Aslı-Lale dövüş sahnesi baya kötüydü. Oyuncular birbirlerine kıyamıyor veya yeterli eğitimleri olmadığı için hızlı/güçlü hareket edemiyor gibi gözüküyordu. Flashback sahneleri güzeldi, gerçekçi ve son derece doğaldı. Dizinin sinematografisi de oldukça iyiydi, zaten Netflix bu konuda belli bir standardı her zaman koruyor, bizleri üzmüyor biliyorsunuz ki. Son olarak, dizinin güncel dünyaya yakın duruşunu, çoğunlukla müzik seçimlerini ve temposunu da sevdiğimi söyleyebilirim. Metaforlar konusu yer yer çok göze parmak, bazense kıvamındaydı o yüzden tam puan veremiyorum. Aslanımızın ağzından duyduğumuz “bi serinlik hissediyorum, izleniyormuş gibi” tarzı cümleler olmamış mesela, hayal edildiğinde daha etkileyici olabilir belki ama izlerken son derece yüz ekşiten utanç vericilikte. Sadece ürperip huzursuz olsa belki daha iyi olabilirdi.

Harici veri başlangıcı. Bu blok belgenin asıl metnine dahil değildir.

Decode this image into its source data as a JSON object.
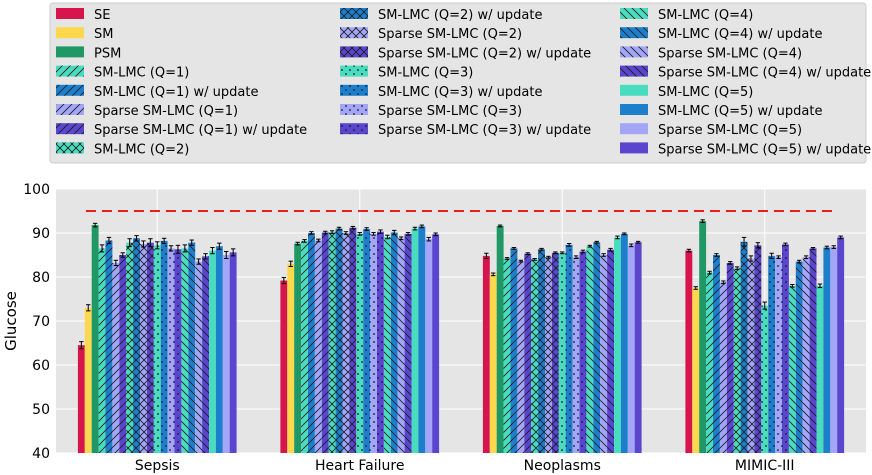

Kuş uçuşu, başlangıçta aslanlarla kuşlara aynı mesafede gözüken ve her ikisinin de nahoş yönlerini bize vurgulayan bi tonda gözüküyor ancak sonlara doğru açıkça aslanların tarafına geçerek onları gözümüzde aklıyor ve biz hiç farkında dahi olmadan kuşları alçak, aslanları ise yüce görmemize sebep olacak bir şekle bürünüyor. Düşündürücü, düşünmek isteyene.

Sonuç olarak ben diziyi sevdim, beklediğimden daha farklı bir tarzda çıkması da hoşuma gitti. İçinde bir sürü şey barındırıp deniyor ve bunların hepsini bir arada yürütürken merak unsurunu korumayı da başarıyor. Karakter yaratımları da içime sindi, güzel tercihler yapılmış ve seçilen oyuncular da bu rollere yakışmış. Başlangıçta süper başlamıyor ama gittikçe güzelleşiyor ve diziye duyduğunuz ilgi artıyor. Benim için 6’dan başlayan puanı 7.5/8’lere kadar çıktı mesela. Şimdilik benden bu kadar, görüşmek üzere.